If you did want to infiltrate American culture and poison it with contrived conflict and hostility, it wouldn’t be hard to do, would it? All you have to do is put out a message, any message, and let it circulate. There’s no Iron Curtain in America and there never has been one. So our openness CAN be a source of vulnerability. But not if we are paying attention! It’s ironic, isn’t it, that Thomas Jefferson is now under attack along with many of our other founding fathers, which is convenient, since it means some might miss the wisdom of these words: “The price of freedom is eternal vigilance”. Jefferson was reminding us that we shouldn’t get too comfortable with having the blessings of Life, Liberty and the Pursuit of Happiness. He knew from personal experience of the world that he lived in, that there would always be forces determined to take those blessings away from us, either out of some misguided belief that we don’t know what’s best for us, or just a malevolent desire to control power for the sake of power alone.

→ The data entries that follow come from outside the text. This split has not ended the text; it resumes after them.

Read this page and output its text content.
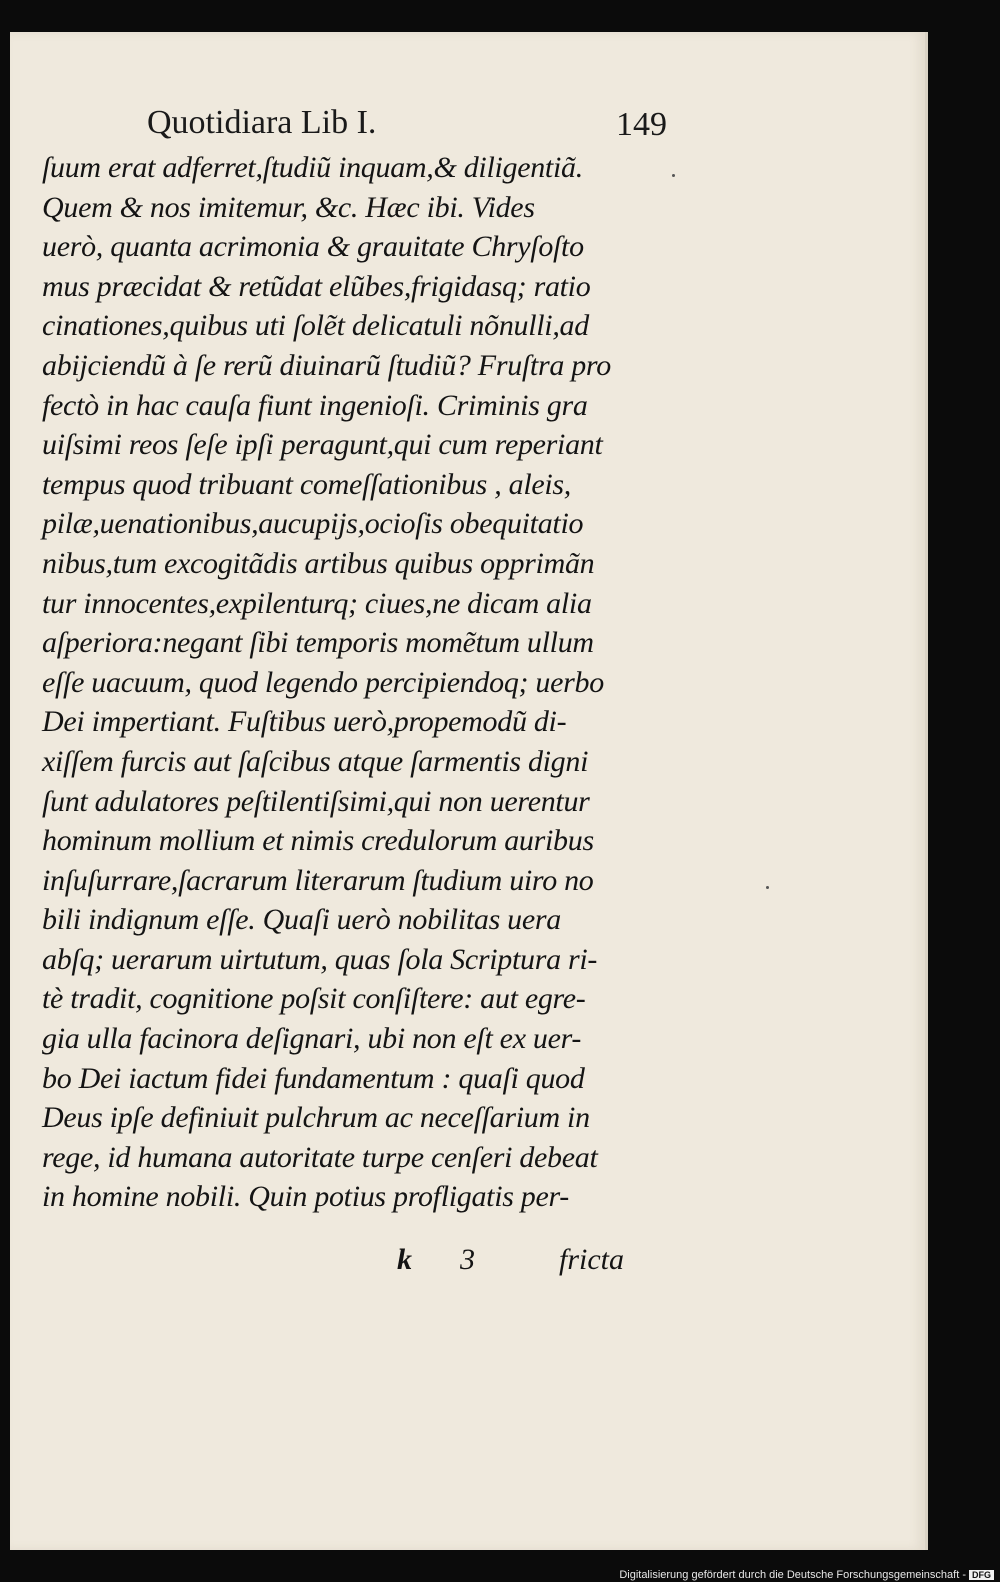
Quotidiara Lib I.	149
ſuum erat adferret,ſtudiũ inquam,& diligentiã.
Quem & nos imitemur, &c. Hæc ibi. Vides
uerò, quanta acrimonia & grauitate Chryſoſto
mus præcidat & retũdat elũbes,frigidasq; ratio
cinationes,quibus uti ſolẽt delicatuli nõnulli,ad
abijciendũ à ſe rerũ diuinarũ ſtudiũ? Fruſtra pro
fectò in hac cauſa fiunt ingenioſi. Criminis gra
uiſsimi reos ſeſe ipſi peragunt,qui cum reperiant
tempus quod tribuant comeſſationibus , aleis,
pilæ,uenationibus,aucupijs,ocioſis obequitatio
nibus,tum excogitãdis artibus quibus opprimãn
tur innocentes,expilenturq; ciues,ne dicam alia
aſperiora:negant ſibi temporis momẽtum ullum
eſſe uacuum, quod legendo percipiendoq; uerbo
Dei impertiant. Fuſtibus uerò,propemodũ di-
xiſſem furcis aut ſaſcibus atque ſarmentis digni
ſunt adulatores peſtilentiſsimi,qui non uerentur
hominum mollium et nimis credulorum auribus
inſuſurrare,ſacrarum literarum ſtudium uiro no
bili indignum eſſe. Quaſi uerò nobilitas uera
abſq; uerarum uirtutum, quas ſola Scriptura ri-
tè tradit, cognitione poſsit conſiſtere: aut egre-
gia ulla facinora deſignari, ubi non eſt ex uer-
bo Dei iactum fidei fundamentum : quaſi quod
Deus ipſe definiuit pulchrum ac neceſſarium in
rege, id humana autoritate turpe cenſeri debeat
in homine nobili. Quin potius profligatis per-
k 3	fricta
Digitalisierung gefördert durch die Deutsche Forschungsgemeinschaft - DFG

Okay, I warned you that this would seem like a conspiracy theory. But consider this– if someone did want to create unrest and divisiveness for the purpose of turning America against itself, could they possibly have done a better job? Isn’t this exactly what it would look like? Is it possible that we need to wise up, and take more of what we hear in the news, the paper, and the internet with “a grain of salt”? A bit of skepticism might replace comfort with uncertainty, but would it be worth it, if it meant that we are not willing accomplices in our country’s demise?